Le pre­mier accord de Minsk a été signé le 5 sep­tembre 2014 dans la capi­tale bié­lo­russe par les repré­sen­tants de l’U­kraine, de la Rus­sie et des Répu­bliques popu­laires de Donetsk et de Lou­gansk, enti­tés séces­sion­nistes de l’U­kraine, pour mettre fin à la guerre du Don­bass, qui avait écla­té en avril 2014 en Ukraine orien­tale. Il a dû être revu en rai­son de son inca­pa­ci­té à mettre fin aux hos­ti­li­tés. Quoi qu’il en soit, ces textes suc­ces­sifs sont un autre sujet de dis­corde à gauche.

Pour cer­tains, l’Ukraine n’a jamais res­pec­té la condi­tion exi­geant qu’elle pro­cède à une réforme consti­tu­tion­nelle qui aurait don­né aux régions séces­sion­nistes de Donetsk et de Lou­gansk, à majo­ri­té rus­so­phone, un sta­tut spé­cial qui res­pecte leur spé­ci­fi­ci­té lin­guis­tique. Le non-res­pect de ces accords par l’Ukraine serait la rai­son de son inva­sion par la Russie.

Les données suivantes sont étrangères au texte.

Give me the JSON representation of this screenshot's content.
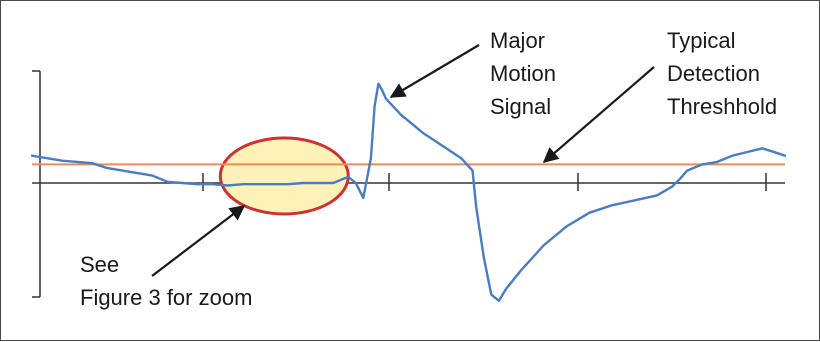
{
  "chart_data": {
    "type": "line",
    "title": "",
    "xlabel": "",
    "ylabel": "",
    "grid": false,
    "legend": "none",
    "colors": {
      "signal": "#4a7cc4",
      "threshold": "#f08a5a",
      "zoom_fill": "#fff2b8",
      "zoom_stroke": "#cf3030",
      "axis": "#333333",
      "frame": "#4a4a4a",
      "annotation": "#1a1a1a"
    },
    "threshold": 0.15,
    "zoom_region": [
      0.25,
      0.42
    ],
    "signal_x": [
      0,
      0.01,
      0.02,
      0.04,
      0.06,
      0.08,
      0.1,
      0.12,
      0.14,
      0.16,
      0.18,
      0.2,
      0.22,
      0.24,
      0.26,
      0.28,
      0.3,
      0.32,
      0.34,
      0.36,
      0.38,
      0.4,
      0.42,
      0.43,
      0.44,
      0.45,
      0.455,
      0.46,
      0.465,
      0.47,
      0.49,
      0.52,
      0.55,
      0.57,
      0.585,
      0.59,
      0.6,
      0.61,
      0.62,
      0.63,
      0.65,
      0.68,
      0.71,
      0.74,
      0.77,
      0.8,
      0.83,
      0.85,
      0.86,
      0.87,
      0.89,
      0.91,
      0.93,
      0.95,
      0.97,
      0.99,
      1.0
    ],
    "signal_y": [
      0.22,
      0.21,
      0.2,
      0.18,
      0.17,
      0.16,
      0.12,
      0.1,
      0.08,
      0.06,
      0.01,
      0.0,
      -0.01,
      -0.01,
      -0.02,
      -0.01,
      -0.01,
      -0.01,
      -0.01,
      0.0,
      0.0,
      0.0,
      0.05,
      0.0,
      -0.12,
      0.2,
      0.62,
      0.8,
      0.75,
      0.68,
      0.55,
      0.4,
      0.28,
      0.2,
      0.1,
      -0.2,
      -0.6,
      -0.9,
      -0.95,
      -0.85,
      -0.7,
      -0.5,
      -0.35,
      -0.24,
      -0.18,
      -0.14,
      -0.1,
      -0.03,
      0.03,
      0.1,
      0.15,
      0.17,
      0.22,
      0.25,
      0.28,
      0.24,
      0.22
    ],
    "annotations": {
      "peak": [
        "Major",
        "Motion",
        "Signal"
      ],
      "threshold": [
        "Typical",
        "Detection",
        "Threshhold"
      ],
      "zoom": [
        "See",
        "Figure 3 for zoom"
      ]
    }
  }
}
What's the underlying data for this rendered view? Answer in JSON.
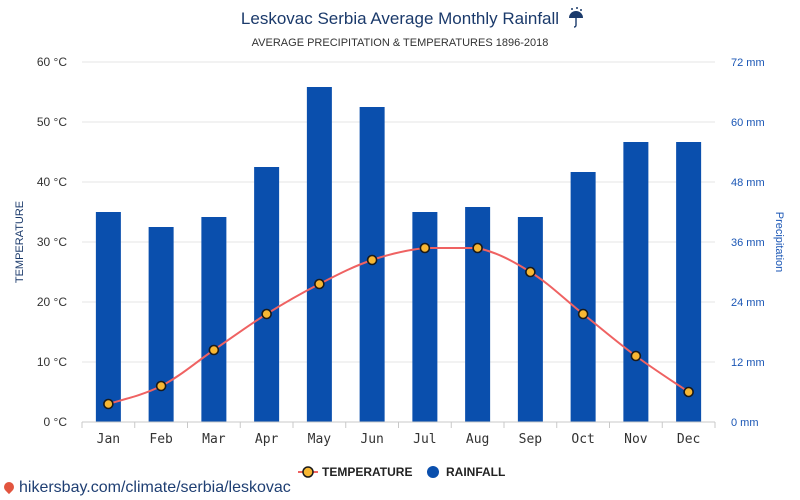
{
  "header": {
    "title": "Leskovac Serbia Average Monthly Rainfall",
    "title_icon": "umbrella-rain-icon",
    "subtitle": "AVERAGE PRECIPITATION & TEMPERATURES 1896-2018"
  },
  "legend": {
    "temperature_label": "TEMPERATURE",
    "rainfall_label": "RAINFALL"
  },
  "watermark": {
    "text": "hikersbay.com/climate/serbia/leskovac",
    "icon": "location-pin-icon"
  },
  "colors": {
    "bar": "#0a4fad",
    "line": "#ef6262",
    "marker_fill": "#f7b733",
    "marker_stroke": "#1a1a1a",
    "grid": "#e6e6e6",
    "axis_right": "#1a56b5"
  },
  "chart_data": {
    "type": "bar",
    "title": "Leskovac Serbia Average Monthly Rainfall",
    "subtitle": "AVERAGE PRECIPITATION & TEMPERATURES 1896-2018",
    "categories": [
      "Jan",
      "Feb",
      "Mar",
      "Apr",
      "May",
      "Jun",
      "Jul",
      "Aug",
      "Sep",
      "Oct",
      "Nov",
      "Dec"
    ],
    "series": [
      {
        "name": "RAINFALL",
        "type": "bar",
        "axis": "right",
        "unit": "mm",
        "values": [
          42,
          39,
          41,
          51,
          67,
          63,
          42,
          43,
          41,
          50,
          56,
          56
        ]
      },
      {
        "name": "TEMPERATURE",
        "type": "line",
        "axis": "left",
        "unit": "°C",
        "values": [
          3,
          6,
          12,
          18,
          23,
          27,
          29,
          29,
          25,
          18,
          11,
          5
        ]
      }
    ],
    "ylabel_left": "TEMPERATURE",
    "ylabel_right": "Precipitation",
    "ylim_left": [
      0,
      60
    ],
    "ylim_right": [
      0,
      72
    ],
    "yticks_left": [
      "0 °C",
      "10 °C",
      "20 °C",
      "30 °C",
      "40 °C",
      "50 °C",
      "60 °C"
    ],
    "yticks_right": [
      "0 mm",
      "12 mm",
      "24 mm",
      "36 mm",
      "48 mm",
      "60 mm",
      "72 mm"
    ],
    "grid": true,
    "legend_position": "bottom-center"
  }
}
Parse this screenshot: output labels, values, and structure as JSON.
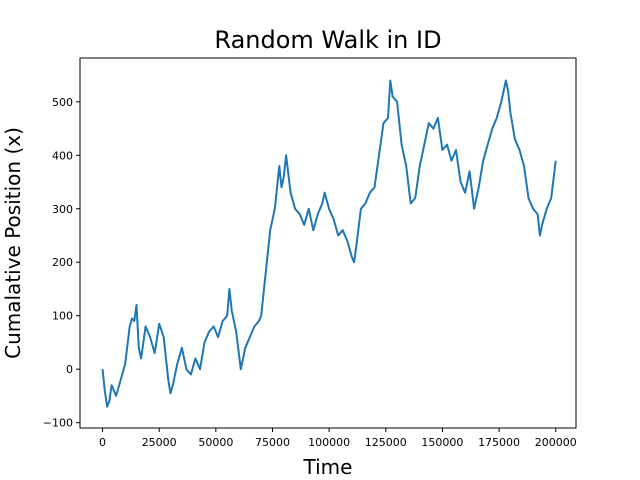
{
  "chart_data": {
    "type": "line",
    "title": "Random Walk in ID",
    "xlabel": "Time",
    "ylabel": "Cumalative Position (x)",
    "xlim": [
      -9950,
      208950
    ],
    "ylim": [
      -110,
      582
    ],
    "xticks": [
      0,
      25000,
      50000,
      75000,
      100000,
      125000,
      150000,
      175000,
      200000
    ],
    "xtick_labels": [
      "0",
      "25000",
      "50000",
      "75000",
      "100000",
      "125000",
      "150000",
      "175000",
      "200000"
    ],
    "yticks": [
      -100,
      0,
      100,
      200,
      300,
      400,
      500
    ],
    "ytick_labels": [
      "−100",
      "0",
      "100",
      "200",
      "300",
      "400",
      "500"
    ],
    "grid": false,
    "legend": "none",
    "series": [
      {
        "color": "#1f77b4",
        "x": [
          0,
          1000,
          2000,
          3000,
          4000,
          6000,
          8000,
          10000,
          12000,
          13000,
          14000,
          15000,
          16000,
          17000,
          19000,
          21000,
          23000,
          25000,
          27000,
          29000,
          30000,
          31000,
          33000,
          35000,
          37000,
          39000,
          41000,
          43000,
          45000,
          47000,
          49000,
          51000,
          53000,
          55000,
          56000,
          57000,
          59000,
          61000,
          63000,
          65000,
          67000,
          69000,
          70000,
          72000,
          74000,
          76000,
          78000,
          79000,
          80000,
          81000,
          83000,
          85000,
          87000,
          89000,
          91000,
          93000,
          95000,
          97000,
          98000,
          100000,
          102000,
          104000,
          106000,
          108000,
          110000,
          111000,
          112000,
          114000,
          116000,
          118000,
          120000,
          122000,
          124000,
          126000,
          127000,
          128000,
          130000,
          132000,
          134000,
          136000,
          138000,
          140000,
          142000,
          144000,
          146000,
          148000,
          150000,
          152000,
          154000,
          156000,
          158000,
          160000,
          162000,
          164000,
          166000,
          168000,
          170000,
          172000,
          174000,
          176000,
          178000,
          179000,
          180000,
          182000,
          184000,
          186000,
          188000,
          190000,
          192000,
          193000,
          194000,
          196000,
          198000,
          200000
        ],
        "y": [
          0,
          -40,
          -70,
          -60,
          -30,
          -50,
          -20,
          10,
          80,
          95,
          90,
          120,
          40,
          20,
          80,
          60,
          30,
          85,
          60,
          -20,
          -45,
          -30,
          10,
          40,
          0,
          -10,
          20,
          0,
          50,
          70,
          80,
          60,
          90,
          100,
          150,
          110,
          70,
          0,
          40,
          60,
          80,
          90,
          100,
          180,
          260,
          300,
          380,
          340,
          360,
          400,
          330,
          300,
          290,
          270,
          300,
          260,
          290,
          310,
          330,
          300,
          280,
          250,
          260,
          240,
          210,
          200,
          230,
          300,
          310,
          330,
          340,
          400,
          460,
          470,
          540,
          510,
          500,
          420,
          380,
          310,
          320,
          380,
          420,
          460,
          450,
          470,
          410,
          420,
          390,
          410,
          350,
          330,
          370,
          300,
          340,
          390,
          420,
          450,
          470,
          500,
          540,
          520,
          480,
          430,
          410,
          380,
          320,
          300,
          290,
          250,
          270,
          300,
          320,
          390
        ]
      }
    ]
  }
}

D’autres pré­sentent une lec­ture du res­pect des accords de Minsk radi­ca­le­ment dif­fé­rente. D’une part, ce sont les menées russes (annexion de la Cri­mée et contrôle infor­mel d’une par­tie du Don­bass) qui ont contraint les accords de Minsk. De plus, la Rus­sie a constam­ment vio­lé les exi­gences sécu­ri­taires défi­nies par les trai­tés. Notam­ment en restrei­gnant de plus en plus la marge de manœuvre de l’OSCE et sa pos­si­bi­li­té de contrô­ler les fron­tières russo-ukrainiennes.

La clause 10, pour­tant essen­tielle, des accords de Minsk-II, qui exi­geait « le retrait de toutes for­ma­tions armées étran­gères, d’équipements mili­taires, aus­si bien que des mer­ce­naires du ter­ri­toire ukrai­nien », n’a jamais ain­si été mise en œuvre par la Rus­sie. Enfin, cet argu­men­taire, enten­dant bri­ser un lieu com­mun, met en avant l’idée que la Répu­blique popu­laire de Donetsk et celle de Lou­gansk ne sont pas le résul­tat d’une volon­té popu­laire et que leurs diri­geants sont tota­le­ment inféo­dés à la Rus­sie.

LOGIQUES DE GUERRE

  • Les sanc­tions

La ques­tion des sanc­tions prises à l’encontre de la Rus­sie est une nou­velle source de divi­sion. D’une part, cer­tains affirment qu’il faut conti­nuer à mettre en œuvre de lourdes sanc­tions contre les oli­garques proches du pou­voir, à œuvrer pour exclure la Rus­sie et la Bié­lo­rus­sie des sys­tèmes ban­caires et des échanges inter­na­tio­naux et qu’il faut cou­per les robi­nets d’énergies russes qui irriguent l’Europe. Cepen­dant, ces sanc­tions ne doivent pas s’inscrire dans la durée, en rai­son du fait que le peuple russe fini­rait par en sup­por­ter seul les frais.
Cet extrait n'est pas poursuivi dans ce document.